7. A three-dimensional reconstruction method for preoperative planning as defined in claim 1, wherein the three-dimensional reconstruction in step S205 uses cubic convolution interpolation to reconstruct three-dimensionally matched image slices.

8. A three-dimensional reconstruction system for preoperative planning, which is realized on the basis of a three-dimensional reconstruction method for preoperative planning as claimed in any one of claims 1 to 7, comprising:

The image acquisition equipment is used for shooting focus position images of a patient;

The image processing unit is used for carrying out graying and denoising treatment on the focus position image of the patient, extracting the characteristics of the image subjected to the graying and denoising treatment by utilizing an image segmentation strategy, segmenting the image of the focus position after the treatment into a plurality of parts by combining an attention mechanism, solving the matching of segmented image slices by utilizing a three-dimensional reconstruction strategy, and carrying out fitting reconstruction by cost aggregation and parallax optimization so as to enable the focus region of the patient to be displayed in a three-dimensional visual mode;

The three-dimensional imaging device is used for displaying the three-dimensional reconstructed focus position image of the patient in a three-dimensional visual form.
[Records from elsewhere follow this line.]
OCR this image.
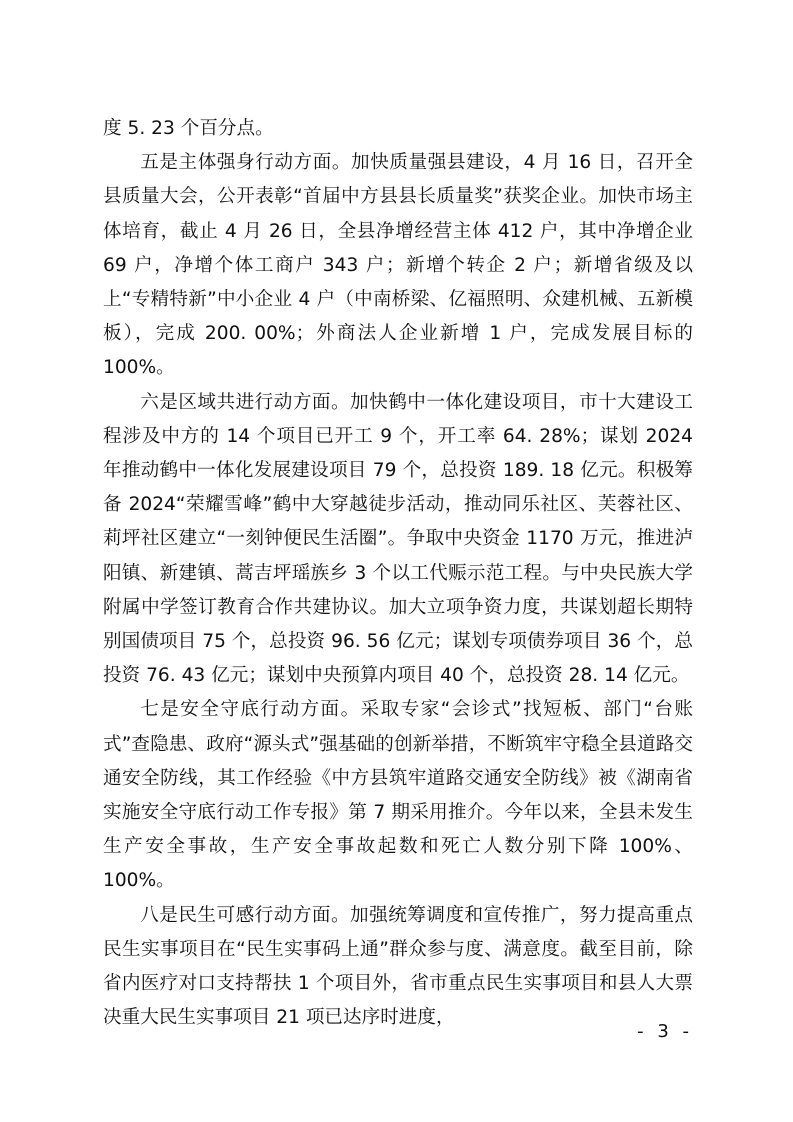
度 5. 23 个百分点。

五是主体强身行动方面。加快质量强县建设，4 月 16 日，召开全县质量大会，公开表彰“首届中方县县长质量奖”获奖企业。加快市场主体培育，截止 4 月 26 日，全县净增经营主体 412 户，其中净增企业 69 户，净增个体工商户 343 户；新增个转企 2 户；新增省级及以上“专精特新”中小企业 4 户（中南桥梁、亿福照明、众建机械、五新模板），完成 200. 00%；外商法人企业新增 1 户，完成发展目标的 100%。

六是区域共进行动方面。加快鹤中一体化建设项目，市十大建设工程涉及中方的 14 个项目已开工 9 个，开工率 64. 28%；谋划 2024 年推动鹤中一体化发展建设项目 79 个，总投资 189. 18 亿元。积极筹备 2024“荣耀雪峰”鹤中大穿越徒步活动，推动同乐社区、芙蓉社区、莉坪社区建立“一刻钟便民生活圈”。争取中央资金 1170 万元，推进泸阳镇、新建镇、蒿吉坪瑶族乡 3 个以工代赈示范工程。与中央民族大学附属中学签订教育合作共建协议。加大立项争资力度，共谋划超长期特别国债项目 75 个，总投资 96. 56 亿元；谋划专项债券项目 36 个，总投资 76. 43 亿元；谋划中央预算内项目 40 个，总投资 28. 14 亿元。

七是安全守底行动方面。采取专家“会诊式”找短板、部门“台账式”查隐患、政府“源头式”强基础的创新举措，不断筑牢守稳全县道路交通安全防线，其工作经验《中方县筑牢道路交通安全防线》被《湖南省实施安全守底行动工作专报》第 7 期采用推介。今年以来，全县未发生生产安全事故，生产安全事故起数和死亡人数分别下降 100%、100%。

八是民生可感行动方面。加强统筹调度和宣传推广，努力提高重点民生实事项目在“民生实事码上通”群众参与度、满意度。截至目前，除省内医疗对口支持帮扶 1 个项目外，省市重点民生实事项目和县人大票决重大民生实事项目 21 项已达序时进度，

- 3 -
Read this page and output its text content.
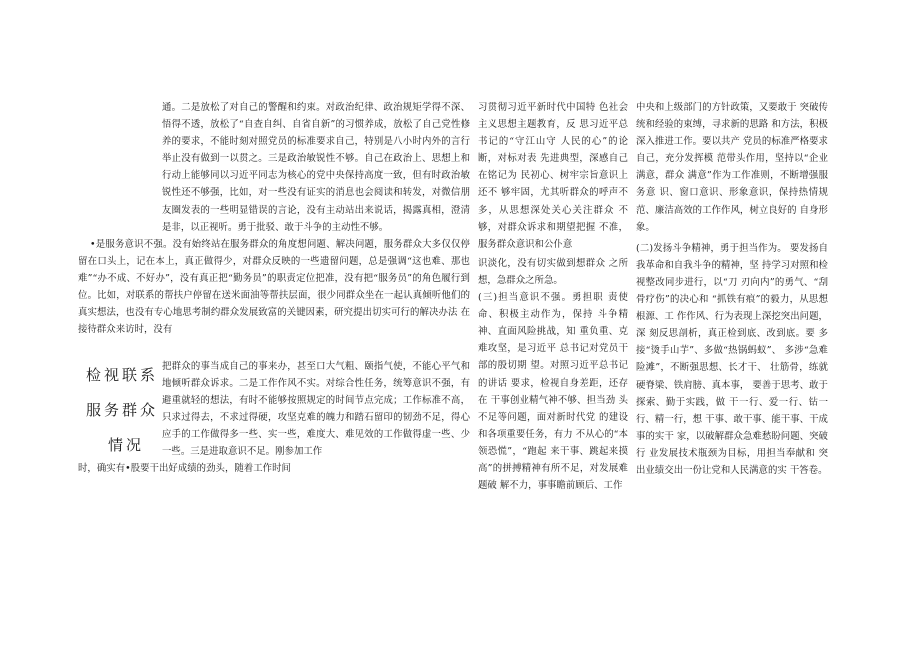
通。二是放松了对自己的警醒和约束。对政治纪律、政治规矩学得不深、悟得不透，放松了“自查自纠、自省自新”的习惯养成，放松了自己党性修养的要求，不能时刻对照党员的标准要求自己，特别是八小时内外的言行举止没有做到一以贯之。三是政治敏锐性不够。自己在政治上、思想上和行动上能够同以习近平同志为核心的党中央保持高度一致，但有时政治敏锐性还不够强，比如，对一些没有证实的消息也会阅读和转发，对微信朋友圈发表的一些明显错误的言论，没有主动站出来说话，揭露真相，澄清是非，以正视听。勇于批驳、敢于斗争的主动性不够。

•是服务意识不强。没有始终站在服务群众的角度想问题、解决问题，服务群众大多仅仅停留在口头上，记在本上，真正做得少，对群众反映的一些遗留问题，总是强调“这也难、那也难”“办不成、不好办”，没有真正把“勤务员”的职责定位把准，没有把“服务员”的角色履行到位。比如，对联系的帮扶户停留在送米面油等帮扶层面，很少同群众坐在一起认真倾听他们的真实想法，也没有专心地思考制约群众发展致富的关键因素，研究提出切实可行的解决办法 在接待群众来访时，没有

把群众的事当成自己的事来办，甚至口大气粗、颐指气使，不能心平气和地倾听群众诉求。二是工作作风不实。对综合性任务，统筹意识不强，有避重就轻的想法，有时不能够按照规定的时间节点完成；工作标准不高，只求过得去，不求过得硬，攻坚克难的魄力和踏石留印的韧劲不足，得心应手的工作做得多一些、实一些，难度大、难见效的工作做得虚一些、少一些。三是进取意识不足。刚参加工作

时，确实有•股要干出好成绩的劲头，随着工作时间

检视联系
服务群众
情况

习贯彻习近平新时代中国特 色社会主义思想主题教育，反 思习近平总书记的“守江山守 人民的心”的论断，对标对表 先进典型，深感自己在铭记为 民初心、树牢宗旨意识上还不 够牢固，尤其听群众的呼声不 多，从思想深处关心关注群众 不够，对群众诉求和期望把握 不准，服务群众意识和公仆意

识淡化，没有切实做到想群众 之所想，急群众之所急。

(三)担当意识不强。勇担职 责使命、积极主动作为，保持 斗争精神、直面风险挑战，知 重负重、克难攻坚，是习近平 总书记对党员干部的殷切期 望。对照习近平总书记的讲话 要求，检视自身差距，还存在 干事创业精气神不够、担当劲 头不足等问题，面对新时代党 的建设和各项重要任务，有力 不从心的“本领恐慌”，“跑起 来干事、跳起来摸高”的拼搏精神有所不足，对发展难题破 解不力，事事瞻前顾后、工作

中央和上级部门的方针政策，又要敢于 突破传统和经验的束缚，寻求新的思路 和方法，积极深入推进工作。要以共产 党员的标准严格要求自己，充分发挥模 范带头作用，坚持以“企业满意，群众 满意”作为工作准则，不断增强服务意 识、窗口意识、形象意识，保持热情规 范、廉洁高效的工作作风，树立良好的 自身形象。

(二)发扬斗争精神，勇于担当作为。 要发扬自我革命和自我斗争的精神，坚 持学习对照和检视整改同步进行，以“刀 刃向内”的勇气、“刮骨疗伤”的决心和 “抓铁有痕”的毅力，从思想根源、工 作作风、行为表现上深挖突出问题，深 刻反思剖析，真正检到底、改到底。要 多接“烫手山芋”、多做“热锅蚂蚁”、 多涉“急难险滩”，不断强思想、长才干、 壮筋骨，练就硬脊梁、铁肩膀、真本事， 要善于思考、敢于探索、勤于实践，做 干一行、爱一行、钻一行、精一行，想 干事、敢干事、能干事、干成事的实干 家，以破解群众急难愁盼问题、突破行 业发展技术瓶颈为目标，用担当奉献和 突出业绩交出一份让党和人民满意的实 干答卷。
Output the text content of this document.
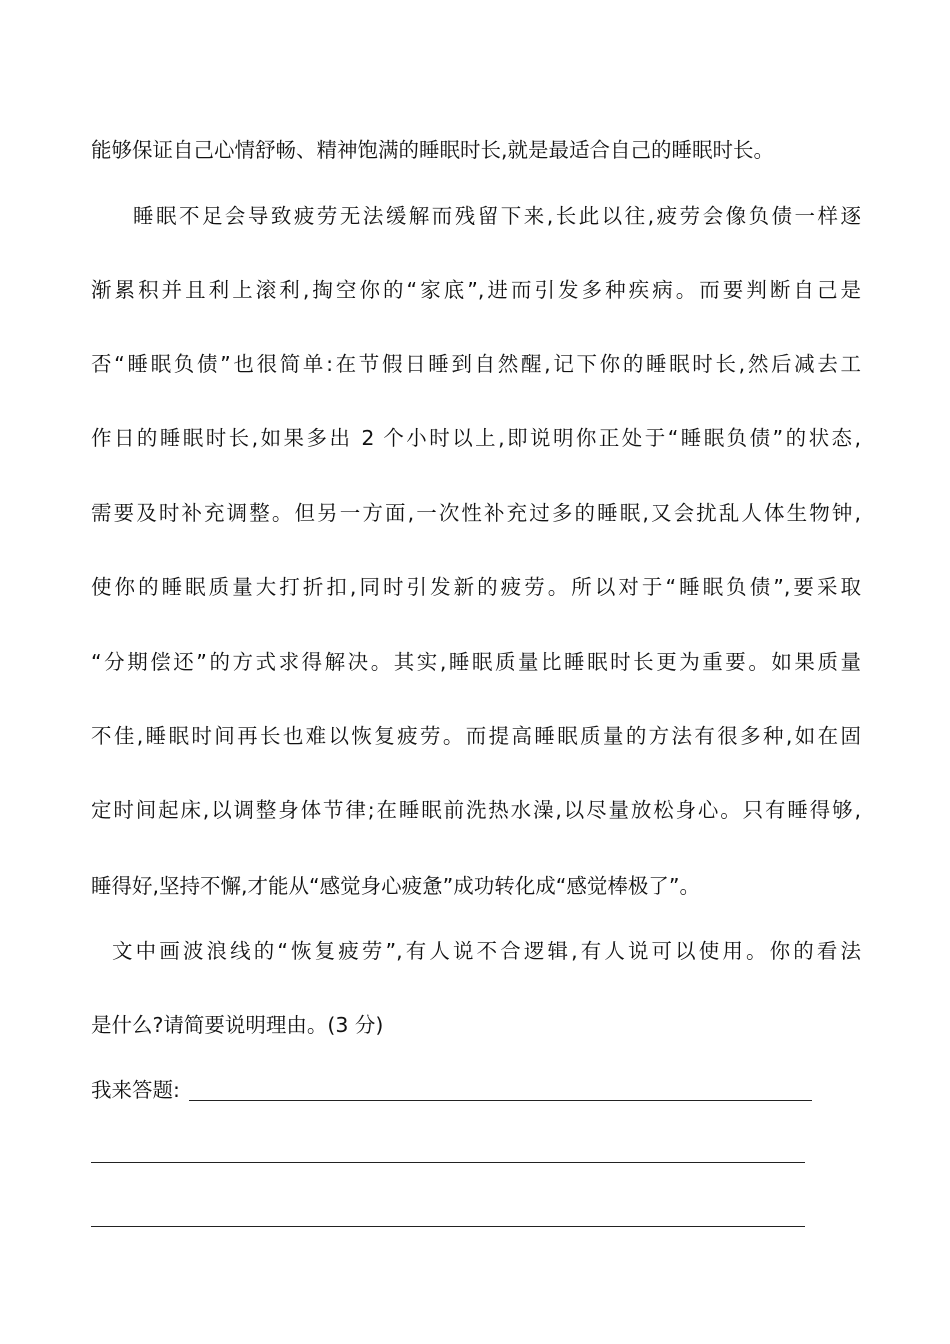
能够保证自己心情舒畅、精神饱满的睡眠时长,就是最适合自己的睡眠时长。
睡眠不足会导致疲劳无法缓解而残留下来,长此以往,疲劳会像负债一样逐
渐累积并且利上滚利,掏空你的“家底”,进而引发多种疾病。而要判断自己是
否“睡眠负债”也很简单:在节假日睡到自然醒,记下你的睡眠时长,然后减去工
作日的睡眠时长,如果多出 2 个小时以上,即说明你正处于“睡眠负债”的状态,
需要及时补充调整。但另一方面,一次性补充过多的睡眠,又会扰乱人体生物钟,
使你的睡眠质量大打折扣,同时引发新的疲劳。所以对于“睡眠负债”,要采取
“分期偿还”的方式求得解决。其实,睡眠质量比睡眠时长更为重要。如果质量
不佳,睡眠时间再长也难以恢复疲劳。而提高睡眠质量的方法有很多种,如在固
定时间起床,以调整身体节律;在睡眠前洗热水澡,以尽量放松身心。只有睡得够,
睡得好,坚持不懈,才能从“感觉身心疲惫”成功转化成“感觉棒极了”。
文中画波浪线的“恢复疲劳”,有人说不合逻辑,有人说可以使用。你的看法
是什么?请简要说明理由。(3 分)
我来答题:
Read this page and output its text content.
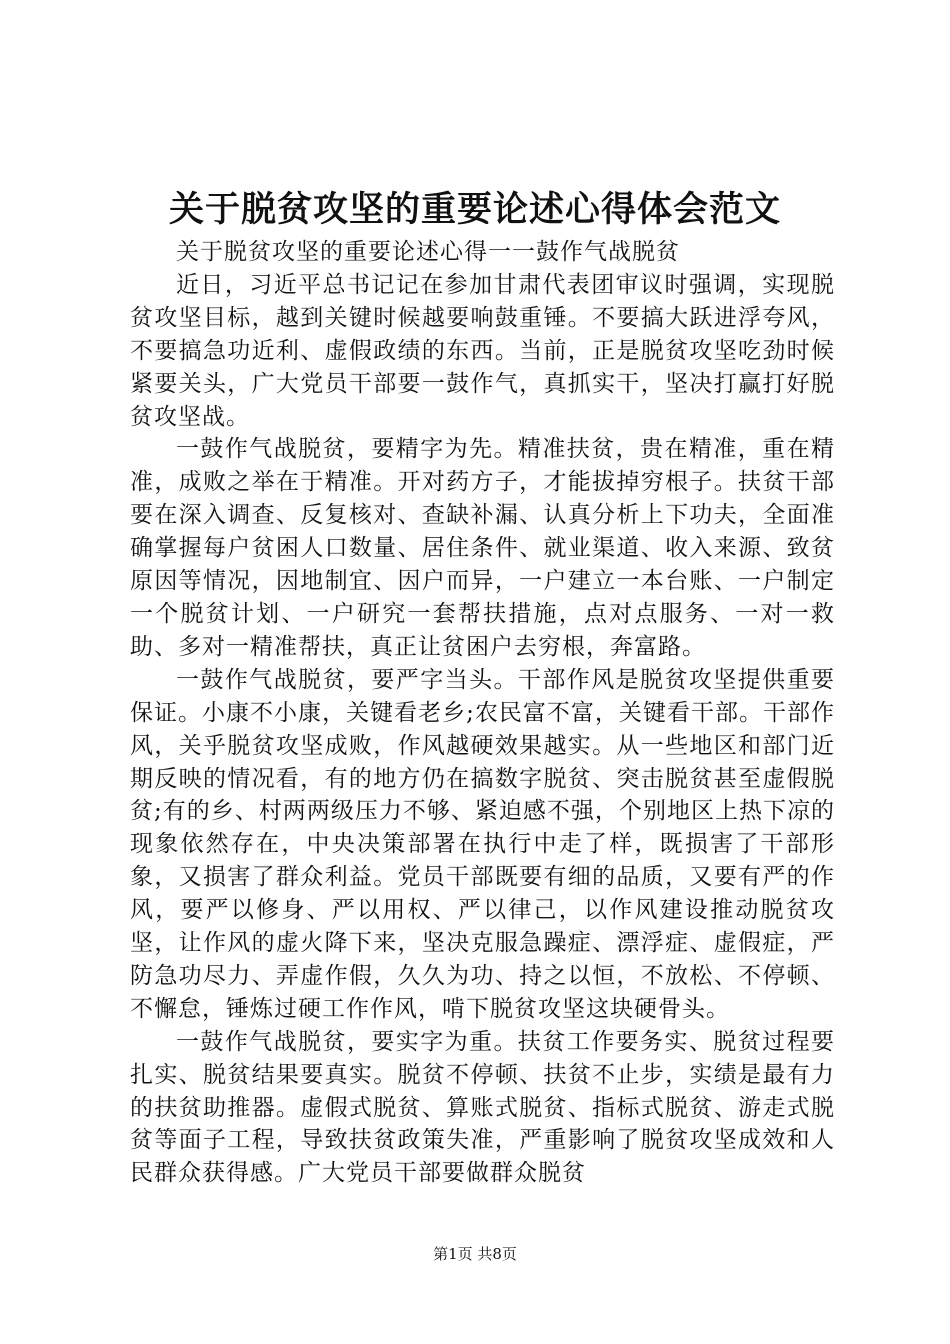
关于脱贫攻坚的重要论述心得体会范文

关于脱贫攻坚的重要论述心得一一鼓作气战脱贫

近日，习近平总书记记在参加甘肃代表团审议时强调，实现脱贫攻坚目标，越到关键时候越要响鼓重锤。不要搞大跃进浮夸风，不要搞急功近利、虚假政绩的东西。当前，正是脱贫攻坚吃劲时候紧要关头，广大党员干部要一鼓作气，真抓实干，坚决打赢打好脱贫攻坚战。

一鼓作气战脱贫，要精字为先。精准扶贫，贵在精准，重在精准，成败之举在于精准。开对药方子，才能拔掉穷根子。扶贫干部要在深入调查、反复核对、查缺补漏、认真分析上下功夫，全面准确掌握每户贫困人口数量、居住条件、就业渠道、收入来源、致贫原因等情况，因地制宜、因户而异，一户建立一本台账、一户制定一个脱贫计划、一户研究一套帮扶措施，点对点服务、一对一救助、多对一精准帮扶，真正让贫困户去穷根，奔富路。

一鼓作气战脱贫，要严字当头。干部作风是脱贫攻坚提供重要保证。小康不小康，关键看老乡;农民富不富，关键看干部。干部作风，关乎脱贫攻坚成败，作风越硬效果越实。从一些地区和部门近期反映的情况看，有的地方仍在搞数字脱贫、突击脱贫甚至虚假脱贫;有的乡、村两两级压力不够、紧迫感不强，个别地区上热下凉的现象依然存在，中央决策部署在执行中走了样，既损害了干部形象，又损害了群众利益。党员干部既要有细的品质，又要有严的作风，要严以修身、严以用权、严以律己，以作风建设推动脱贫攻坚，让作风的虚火降下来，坚决克服急躁症、漂浮症、虚假症，严防急功尽力、弄虚作假，久久为功、持之以恒，不放松、不停顿、不懈怠，锤炼过硬工作作风，啃下脱贫攻坚这块硬骨头。

一鼓作气战脱贫，要实字为重。扶贫工作要务实、脱贫过程要扎实、脱贫结果要真实。脱贫不停顿、扶贫不止步，实绩是最有力的扶贫助推器。虚假式脱贫、算账式脱贫、指标式脱贫、游走式脱贫等面子工程，导致扶贫政策失准，严重影响了脱贫攻坚成效和人民群众获得感。广大党员干部要做群众脱贫

第1页 共8页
9. A three-dimensional reconstruction system for preoperative planning of claim 8, wherein the image acquisition device comprises: nuclear magnetic resonance equipment, CT equipment and PET equipment.

10. An electronic device comprising a memory and a processor, the memory storing a computer program, characterized in that the processor, when executing the computer program, implements the steps of a three-dimensional reconstruction method for preoperative planning according to any one of claims 1-7.

11. A computer-readable storage medium, having stored thereon computer instructions, which when executed perform the steps of a three-dimensional reconstruction method for preoperative planning according to any one of claims 1-7.